Cy Twombly

21.04.2017
Untitled, de Cy Twombly (1928-2011). Huile, mine de plomb et crayon gras sur papier 70 x 87.5 cm. (27½ x 34½ in.) Réalisé à Rome en juillet 1970.

Untitled, de Cy Twombly (1928-2011). Huile, mine de plomb et crayon gras sur papier 70 x 87.5 cm. (27½ x 34½ in.) Réalisé à Rome en juillet 1970.
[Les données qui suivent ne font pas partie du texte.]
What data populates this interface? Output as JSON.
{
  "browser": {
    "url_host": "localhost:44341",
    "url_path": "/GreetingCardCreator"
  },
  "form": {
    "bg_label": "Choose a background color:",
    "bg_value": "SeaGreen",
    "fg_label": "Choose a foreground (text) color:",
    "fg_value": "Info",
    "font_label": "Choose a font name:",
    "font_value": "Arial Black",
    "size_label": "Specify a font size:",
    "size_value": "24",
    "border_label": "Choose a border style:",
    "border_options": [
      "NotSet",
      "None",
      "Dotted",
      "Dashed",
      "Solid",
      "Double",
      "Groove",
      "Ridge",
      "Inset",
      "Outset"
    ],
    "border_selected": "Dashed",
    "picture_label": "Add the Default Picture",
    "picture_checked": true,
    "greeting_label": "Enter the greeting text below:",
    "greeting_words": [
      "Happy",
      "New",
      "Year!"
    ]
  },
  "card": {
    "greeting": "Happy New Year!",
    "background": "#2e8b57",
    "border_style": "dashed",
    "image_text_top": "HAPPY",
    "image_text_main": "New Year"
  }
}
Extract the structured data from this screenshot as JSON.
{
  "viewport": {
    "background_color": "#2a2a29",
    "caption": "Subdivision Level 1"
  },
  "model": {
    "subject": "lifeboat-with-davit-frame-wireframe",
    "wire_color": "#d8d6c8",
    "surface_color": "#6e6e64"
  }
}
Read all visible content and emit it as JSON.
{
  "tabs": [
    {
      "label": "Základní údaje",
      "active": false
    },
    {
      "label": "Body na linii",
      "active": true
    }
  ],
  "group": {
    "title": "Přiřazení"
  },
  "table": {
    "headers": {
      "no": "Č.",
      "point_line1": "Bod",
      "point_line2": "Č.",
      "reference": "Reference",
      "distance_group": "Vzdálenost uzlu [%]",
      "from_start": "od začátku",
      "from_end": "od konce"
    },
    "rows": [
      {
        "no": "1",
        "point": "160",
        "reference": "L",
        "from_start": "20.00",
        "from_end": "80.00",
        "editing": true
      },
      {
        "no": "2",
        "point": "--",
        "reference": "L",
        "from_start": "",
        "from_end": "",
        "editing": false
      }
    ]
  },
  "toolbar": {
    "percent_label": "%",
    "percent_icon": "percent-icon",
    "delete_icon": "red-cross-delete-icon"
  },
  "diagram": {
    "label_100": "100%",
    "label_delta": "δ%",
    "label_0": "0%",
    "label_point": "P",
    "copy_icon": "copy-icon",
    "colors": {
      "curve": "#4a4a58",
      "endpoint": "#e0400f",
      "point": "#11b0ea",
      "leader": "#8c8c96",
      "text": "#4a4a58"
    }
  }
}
Cy Twombly, par Paul Nyzam

Les œuvres de Cy Twombly posent d’emblée une question de langage. Que voit-on au juste ? Des taches, des griffonnages indéchiffrables, des lignes maladroites qui parcourent la surface de façon apparemment aléatoire, des gribouillis enfantins, des ratures – tantôt laissées telles quelles, tantôt partiellement effacées – des chiffres et des mots (des noms le plus souvent), des coulures qui s’apparentent surtout à des dégoulinures. On ne sait guère par où prendre tout cela. Comment nommer ce geste singulier ? Est-ce encore celui d’un peintre ou bien est-ce autre chose ? Au fond, ne devrait-on pas dire, comme l’historien d’art Simon Schama, que « Twombly devrait être un verbe (si ce n’en est pas déjà un). Cela donnerait : ‘Twombly, v. tr. – Survoler pensivement une surface en traçant des lignes et des signes malicieusement évocateurs, et se poser par intervalles dans une effusion affectueuse.’ » ?

Revenons quelques instants à l’homme. Twombly nait en 1928 en Virginie, Etat rural à l’écart de l’effervescence des villes côtières. Etudiant au Black Mountain College – où il côtoie John Cage, Merce Cunningham, Franz Kline ou Robert Motherwell – il obtient une bourse d’études lui permettant d’effectuer un premier voyage en Italie en 1952-1953. La culture méditerranéenne – la richesse inépuisable de son histoire et de son architecture, sa poésie, sa lumière semblable à nulle autre – exerce sur lui une fascination qui ne le quittera plus. Après un bref retour aux Etats-Unis en 1954, quand il est engagé en tant que cryptographe dans l’armée américaine (faut-il voir dans cet épisode de la vie de l’artiste, au cours duquel il travaille à l’élaboration de langages codés, une clef de lecture à son goût de la dissimulation et du secret ?), Twombly s’installe définitivement à Rome en 1957 et y épouse une riche aristocrate italienne.

Son art dès lors se déploie librement, loin des canons américains qui dominent à l’époque – expressionnisme abstrait dans les années 1950, Pop art et minimalisme la décennie suivante -, mais pétri en revanche d’érudition classique, qu’elle soit mythologique (Orphée, Pan, Apollon, Patrocle ou Achille sont les héros de ses œuvres) ou picturale (références nombreuses à Raphaël, à Poussin, à David). Le temps passant, la palette des couleurs puise de plus en plus dans le répertoire chromatique de cette Méditerranée tant chérie : il y a ainsi ces rouges incandescents comme on en voit parfois l’été à Gaeta, sur la côte tyrrhénienne, où l’artiste a installé un atelier ; ou encore ce blanc cassé qui éblouit comme celui des maisons plates couvertes de chaux. 

La singularité déjà évoquée des peintures trouve un écho dans les sculptures, elles aussi réalisées à partir de matériaux pauvres (carton, bois, plâtre, papier, tiges métalliques) et peintes uniformément en blanc, qui rappellent par leur majesté hiératique certaines formes de la statuaire étrusque ou égyptienne. Cette pauvreté formelle donne à voir ce qui, au fond, est la véritable matière première que Twombly façonne, sa materia prima : c’est l’Histoire elle-même ; sa densité, son épaisseur, sa puissance qu’il convoque dans ses œuvres. Lorsqu’il peint Hérodiade, l’Ôde à Psyché ou les Neuf discours de Commode, l’artiste ne représente rien au sens habituel du terme, mais invite sur la toile l’énergie, la présence-même de ces figures historiques ou mythologiques. Peinture autant qu’écriture, l’œuvre de Twombly sera longtemps restée confidentielle, parce que difficilement accessible au-delà d’un cercle de quelques défenseurs lettrés, dont Roland Barthes aura été l’un des plus fervents. La superbe rétrospective que lui consacre actuellement le Centre Pompidou permet d’en apprécier l’importance et la grâce.

Paul Nyzam est spécialiste en art contemporain chez Christie’s.